Setelah Seung Ri menghilang dari balik pintu, Hyun Min mengalihkan pandangannya kembali ke monitor. Ia melihat Seung Hyo terlihat tenang, tanpa ada usaha untuk melepaskan diri. Ia melihat jam tangan yang ternyata sudah menunjukkan pukul 3 sore. Ia menelepon salah satu penjaganya yang di tugaskan untuk menjaga Seung Hyo. Setelah tersambung dan di angkat oleh penjaga itu, Ia langsung menyuruh agar penjaga itu membuka ikatan pada Seung Hyo. Penjaga itu mengiyakan dan Hyun Min berkata lagi bahwa ia akan segera ke sana. Setelah penjaga itu mengiyakan kembali, Hyun Min memutuskan sambungan.


Seung Hyo terus diam dan berusaha agar tenang. Bisa di rasakannya kain yang menutupi  matanya menjadi basah akibat air matanya. Ia sesenggukan menahan agar tangisnya tidak meledak-ledak. Di tengah kesedihan dan kepanikannya sekarang, ia teringat oleh umma dan appa-nya. Apa yang mereka lakukan sekarang? Apakah mereka akan khawatir dengannya?
Seung Ri. Kemana dia? Ini pasti masih di rumahnya. Sebenarnya siapa yang menculiknya? Apakah Seung Ri? Benarkah Seung Ri sejahat itu? Tapi untuk apa dia melakukannya? Seung Hyo menggelengkan kepalanya, berusaha melupakan pikiran buruk itu. Seung Ri tidak mungkin berbuat seperti itu.

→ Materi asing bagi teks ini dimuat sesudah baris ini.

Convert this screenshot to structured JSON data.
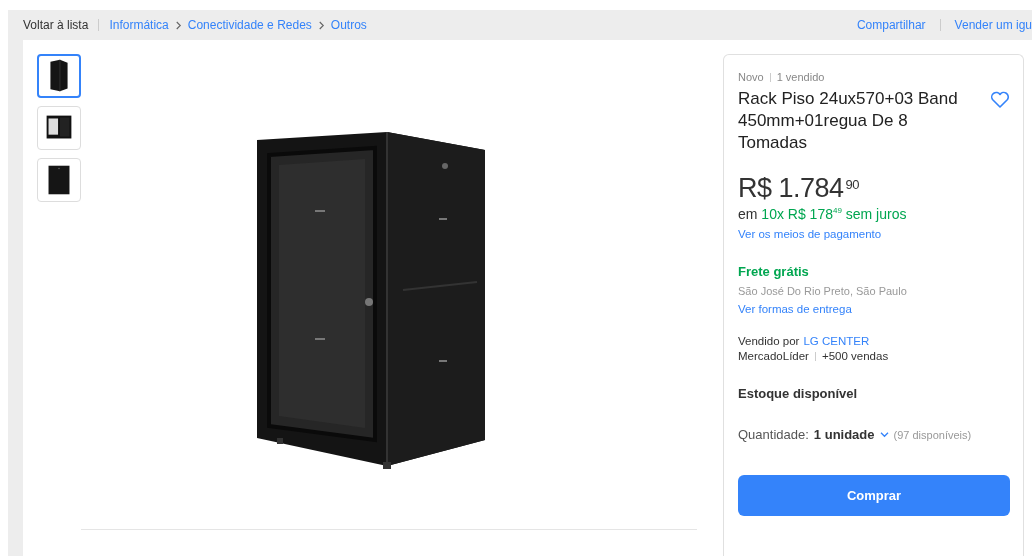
{
  "nav": {
    "back": "Voltar à lista",
    "breadcrumb": [
      "Informática",
      "Conectividade e Redes",
      "Outros"
    ],
    "actions": [
      "Compartilhar",
      "Vender um igu"
    ]
  },
  "gallery": {
    "thumbnails": [
      {
        "kind": "angle",
        "selected": true
      },
      {
        "kind": "open",
        "selected": false
      },
      {
        "kind": "front",
        "selected": false
      }
    ]
  },
  "product": {
    "condition": "Novo",
    "sold": "1 vendido",
    "title": "Rack Piso 24ux570+03 Band 450mm+01regua De 8 Tomadas",
    "price": "R$ 1.784",
    "price_cents": "90",
    "installments": {
      "prefix": "em",
      "amount": "10x R$ 178",
      "cents": "49",
      "suffix": "sem juros"
    },
    "payment_link": "Ver os meios de pagamento",
    "shipping": "Frete grátis",
    "location": "São José Do Rio Preto, São Paulo",
    "delivery_link": "Ver formas de entrega",
    "seller_prefix": "Vendido por",
    "seller": "LG CENTER",
    "seller_badge": "MercadoLíder",
    "seller_sales": "+500 vendas",
    "stock": "Estoque disponível",
    "quantity_label": "Quantidade:",
    "quantity": "1 unidade",
    "available": "(97 disponíveis)",
    "buy": "Comprar"
  }
}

Tiba-tiba terdengar suara pintu terbuka dan langkah kaki yang semakin mendekatinya. Jantungnya berdegup lebih kencang ketika langkah orang itu terhenti di dekatnya. Ia bisa mendengar suara orang menghela nafas di dekatnya. Ia hanya diam. Tiba-tiba kain yang menutupi matanya di buka. Butuh waktu beberapa detik sampai ia bisa melihat siapa yang membuka kainnya. Bukan Seung Ri. Sepertinya penjaga di sini, batinnya.

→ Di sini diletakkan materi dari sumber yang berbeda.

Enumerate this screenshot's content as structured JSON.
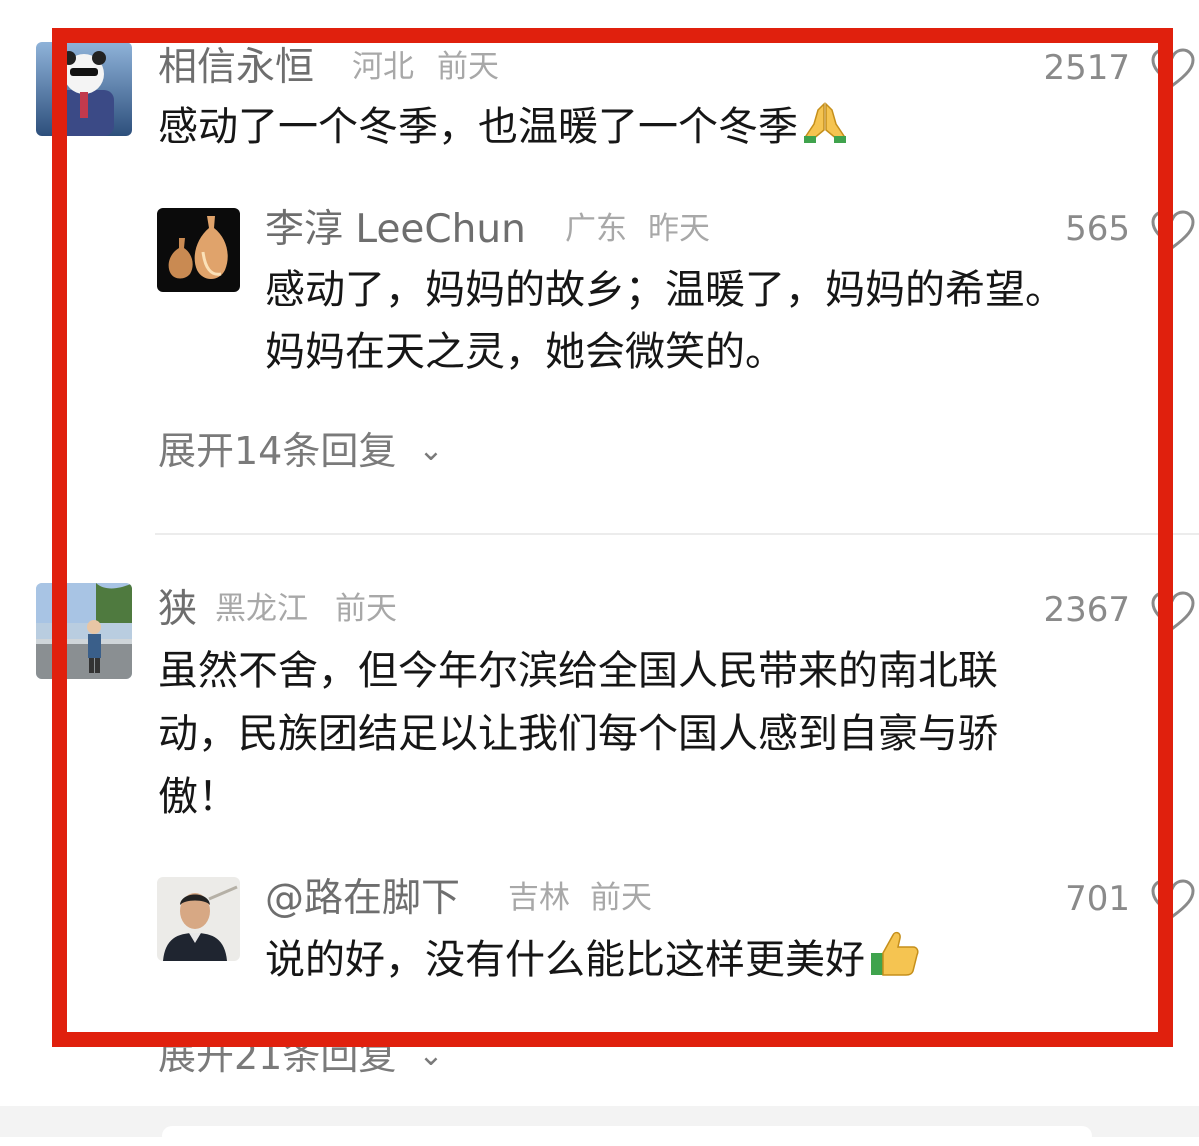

Selanjutnya, penjaga itu membuka ikatan di mulutnya, tangan, dan kemudian kaki. Sekarang ia merasa bebas. Ingin ia berlari keluar saat itu, tetapi melihat ada seorang penjaga lagi sedang berdiri di depan pintu, ia mengurungkan niatnya itu.
“Nona, kau tunggu di sini. Sebentar lagi, Hyun Min-ssi akan datang.” Kata penjaga itu. Seung Hyo hanya diam. Hyun Min? Siapa dia?
Penjaga itu lalu meninggalkan Seung Hyo seorang diri di ruangan itu. Seung Hyo duduk kembali di kursinya setelah mendengar suara pintu yang di kunci dari luar. Ia memerhatikan sekeliling ruangan dengan bingung. Dalam ruangan yang cukup luas itu, hanya ada sebuah kursi yang di dudukinya sekarang.
Tiba-tiba pintu terbuka lagi. Ia menoleh karena terkejut. Setelah itu ia melihat seorang dengan perawakan tinggi besar yang di vonisnya berumur 30 tahun. Orang itu mengunci pintu dan menghampiri Seung Hyo yang duduk di kursi.
“Annyeong, Seung Hyo.” Kata orang itu. Seung Hyo hanya diam. Orang itu memberikan tas selempang yang di kenalinya sebagai miliknya. Tanpa berkata apapun, ia segera merampas benda itu dari orang itu.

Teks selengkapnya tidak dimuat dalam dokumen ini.